Development of tumor heterogeneity is a crucial hallmark of carcinogenesis that has been shown to be associated with tumor aggressiveness and therapy resistance. Tumors are comprised of genetically, epigenetically, metabolically and, in general, phenotypically-distinct cancer cells, and the heterogeneity of human tumors crosses all these scales. This is particularly true in many solid tumors including glioblastomas (GBM), the most common and aggressive primary brain tumor. These tumors are highly heterogeneous at the mutational level, showing highly branched evolutionary patterns in which 61% of patients experience expression-based subtype changes.

Raul Rabadan and Antonio Iavarone, Columbia University PSOC, will study the role of inter-cellular heterogeneity in cancer progression and therapy resistance in glioblastomas. Vadim Backman, Chicago-area PSOC, will study the role of intra-cellular (chromatin and genomic) heterogeneity above the nucleosomal level (20-200 nm) as a key event in early carcinogenesis using a novel nanoscale-sensitive biophotonics technology, nanocytometry. The project will leverage the methods of bioengineering, computational genomics and molecular biology.

 


YEAR 02

Mechanobiological Control of Aneuploidy during Chromosome Segregation

Investigators: John Marko, PhD, Chicago Region PS-OC; Andrea J. Liu, PhD, University Pennsylvania PS-OC

Chromosomal instability (CIN) is one of the major hallmarks of cancer. However, the role and mechanisms of chromosomal number variation, or aneuploidy, is less understood than intrachromosomal variability that arises from insertions, deletions and mutations. Interestingly, aneuploidy is exceptionally common in nearly all cancers and also correlates significantly with cancerous pre-disposition. Since aneuploidy is expected to arise during cell division, understanding the biophysical and molecular mechanisms that cause aneuploidy during chromosome segregation will provide insight into CIN.

To address these questions of how mechanical factors can drive aneuploidy, this project combines expertise from the Marko (NU) group on chromosomal structure and mechanics and the Liu group (UPenn) on the role of mechanics in cell biology on subcellular to tissue scales. We will develop theoretical models of the mitotic spindle that incorporate key chromosome-MT mechanics and dynamics.
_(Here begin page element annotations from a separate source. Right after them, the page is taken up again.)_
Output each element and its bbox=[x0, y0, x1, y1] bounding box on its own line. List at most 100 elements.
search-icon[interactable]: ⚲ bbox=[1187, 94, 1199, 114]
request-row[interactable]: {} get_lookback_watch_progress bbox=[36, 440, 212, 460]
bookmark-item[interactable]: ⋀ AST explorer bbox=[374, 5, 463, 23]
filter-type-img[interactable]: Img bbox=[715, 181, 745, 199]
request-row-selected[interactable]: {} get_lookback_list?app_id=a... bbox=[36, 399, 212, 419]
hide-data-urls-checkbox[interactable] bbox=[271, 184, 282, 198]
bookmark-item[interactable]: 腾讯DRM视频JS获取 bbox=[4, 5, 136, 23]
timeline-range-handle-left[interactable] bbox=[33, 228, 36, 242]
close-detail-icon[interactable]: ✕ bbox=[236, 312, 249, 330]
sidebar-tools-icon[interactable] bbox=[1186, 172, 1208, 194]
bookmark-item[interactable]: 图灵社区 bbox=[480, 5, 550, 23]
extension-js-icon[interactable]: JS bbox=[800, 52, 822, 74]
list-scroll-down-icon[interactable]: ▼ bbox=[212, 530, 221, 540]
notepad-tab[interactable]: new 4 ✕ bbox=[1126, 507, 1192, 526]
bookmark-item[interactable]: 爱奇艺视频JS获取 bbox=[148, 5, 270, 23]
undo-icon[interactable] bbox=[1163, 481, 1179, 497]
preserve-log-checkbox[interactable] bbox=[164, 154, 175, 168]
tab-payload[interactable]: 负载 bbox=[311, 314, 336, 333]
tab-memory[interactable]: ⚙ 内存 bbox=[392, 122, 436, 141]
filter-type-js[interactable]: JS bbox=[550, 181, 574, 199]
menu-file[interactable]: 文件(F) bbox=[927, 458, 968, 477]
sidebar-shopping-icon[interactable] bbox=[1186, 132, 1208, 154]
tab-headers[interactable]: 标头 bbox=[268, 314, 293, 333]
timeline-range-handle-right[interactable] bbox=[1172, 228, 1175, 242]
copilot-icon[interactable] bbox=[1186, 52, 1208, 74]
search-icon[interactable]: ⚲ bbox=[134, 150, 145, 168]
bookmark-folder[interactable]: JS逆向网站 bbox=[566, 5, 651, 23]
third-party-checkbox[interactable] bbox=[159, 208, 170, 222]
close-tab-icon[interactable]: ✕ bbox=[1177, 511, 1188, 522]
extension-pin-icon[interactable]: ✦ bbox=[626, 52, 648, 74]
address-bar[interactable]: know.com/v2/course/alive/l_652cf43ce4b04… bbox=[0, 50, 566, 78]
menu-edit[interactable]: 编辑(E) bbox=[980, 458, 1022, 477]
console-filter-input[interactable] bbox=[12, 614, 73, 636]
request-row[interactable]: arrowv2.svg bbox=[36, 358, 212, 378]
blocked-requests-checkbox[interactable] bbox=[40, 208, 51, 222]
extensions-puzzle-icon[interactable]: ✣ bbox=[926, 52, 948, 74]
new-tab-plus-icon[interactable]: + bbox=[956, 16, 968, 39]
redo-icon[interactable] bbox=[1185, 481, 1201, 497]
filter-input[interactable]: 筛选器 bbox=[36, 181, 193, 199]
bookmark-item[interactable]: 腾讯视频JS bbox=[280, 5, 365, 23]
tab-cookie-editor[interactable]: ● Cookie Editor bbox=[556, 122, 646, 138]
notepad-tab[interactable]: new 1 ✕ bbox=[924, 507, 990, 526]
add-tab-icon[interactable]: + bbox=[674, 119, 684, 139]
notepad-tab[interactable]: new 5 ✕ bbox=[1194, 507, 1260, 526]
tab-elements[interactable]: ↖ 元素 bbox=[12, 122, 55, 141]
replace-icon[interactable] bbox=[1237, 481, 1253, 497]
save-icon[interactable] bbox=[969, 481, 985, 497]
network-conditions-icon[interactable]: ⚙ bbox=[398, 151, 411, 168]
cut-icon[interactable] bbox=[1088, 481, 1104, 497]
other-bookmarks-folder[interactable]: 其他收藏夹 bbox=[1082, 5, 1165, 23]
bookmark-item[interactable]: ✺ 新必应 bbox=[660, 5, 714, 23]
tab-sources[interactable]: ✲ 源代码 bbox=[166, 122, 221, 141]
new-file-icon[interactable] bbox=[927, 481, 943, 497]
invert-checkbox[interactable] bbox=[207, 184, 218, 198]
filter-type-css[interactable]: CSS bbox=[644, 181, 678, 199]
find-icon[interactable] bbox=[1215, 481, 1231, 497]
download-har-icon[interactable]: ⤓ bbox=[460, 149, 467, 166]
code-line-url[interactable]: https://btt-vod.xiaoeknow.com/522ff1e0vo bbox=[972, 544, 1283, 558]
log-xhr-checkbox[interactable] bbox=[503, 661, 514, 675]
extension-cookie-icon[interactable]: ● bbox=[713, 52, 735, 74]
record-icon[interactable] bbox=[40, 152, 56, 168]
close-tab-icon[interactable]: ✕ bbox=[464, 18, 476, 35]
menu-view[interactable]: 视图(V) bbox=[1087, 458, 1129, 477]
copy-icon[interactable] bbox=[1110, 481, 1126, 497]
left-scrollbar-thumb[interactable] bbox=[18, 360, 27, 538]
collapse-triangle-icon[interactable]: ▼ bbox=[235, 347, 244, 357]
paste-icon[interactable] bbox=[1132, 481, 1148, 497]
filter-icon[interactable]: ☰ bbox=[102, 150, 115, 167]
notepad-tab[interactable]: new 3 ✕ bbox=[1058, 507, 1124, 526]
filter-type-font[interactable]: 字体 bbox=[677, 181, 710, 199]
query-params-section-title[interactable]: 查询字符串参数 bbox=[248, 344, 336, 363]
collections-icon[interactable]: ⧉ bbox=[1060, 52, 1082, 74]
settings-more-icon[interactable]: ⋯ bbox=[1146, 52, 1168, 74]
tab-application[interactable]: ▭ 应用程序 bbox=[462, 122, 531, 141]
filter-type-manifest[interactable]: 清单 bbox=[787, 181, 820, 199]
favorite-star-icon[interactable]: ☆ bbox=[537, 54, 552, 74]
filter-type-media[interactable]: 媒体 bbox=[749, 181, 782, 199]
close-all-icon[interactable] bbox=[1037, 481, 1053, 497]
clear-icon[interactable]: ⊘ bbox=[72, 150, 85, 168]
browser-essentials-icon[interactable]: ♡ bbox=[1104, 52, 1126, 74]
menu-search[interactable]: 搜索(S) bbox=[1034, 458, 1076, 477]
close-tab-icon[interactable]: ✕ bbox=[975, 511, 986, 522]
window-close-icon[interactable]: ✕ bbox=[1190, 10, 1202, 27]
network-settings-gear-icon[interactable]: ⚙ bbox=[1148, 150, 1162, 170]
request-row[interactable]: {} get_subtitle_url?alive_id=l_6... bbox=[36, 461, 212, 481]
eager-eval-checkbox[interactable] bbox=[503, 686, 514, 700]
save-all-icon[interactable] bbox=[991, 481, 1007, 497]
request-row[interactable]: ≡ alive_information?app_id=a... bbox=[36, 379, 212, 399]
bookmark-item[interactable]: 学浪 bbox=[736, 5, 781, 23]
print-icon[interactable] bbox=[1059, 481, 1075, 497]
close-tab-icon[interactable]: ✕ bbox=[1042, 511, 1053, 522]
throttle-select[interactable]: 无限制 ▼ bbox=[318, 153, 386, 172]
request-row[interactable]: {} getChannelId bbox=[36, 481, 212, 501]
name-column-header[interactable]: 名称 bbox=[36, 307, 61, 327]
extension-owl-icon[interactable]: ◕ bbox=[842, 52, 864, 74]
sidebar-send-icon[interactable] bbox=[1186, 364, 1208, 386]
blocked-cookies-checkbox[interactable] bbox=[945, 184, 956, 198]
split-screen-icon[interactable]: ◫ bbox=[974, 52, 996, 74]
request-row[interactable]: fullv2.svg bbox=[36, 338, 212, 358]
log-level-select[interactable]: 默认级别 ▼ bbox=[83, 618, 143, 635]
The first aim of the proposed research builds upon a previous collaboration between NU and UPenn, in order to develop a theoretical/computational model of spindle K fiber dynamics and mechanics that can accurately describe mechanobiological mechanisms of aneuploidy during mitosis. The second aim is to theoretically understand the effects of microenvironment mechanics on the structure and dynamics of the mitotic spindle using a quantitatively accurate active liquid crystal model.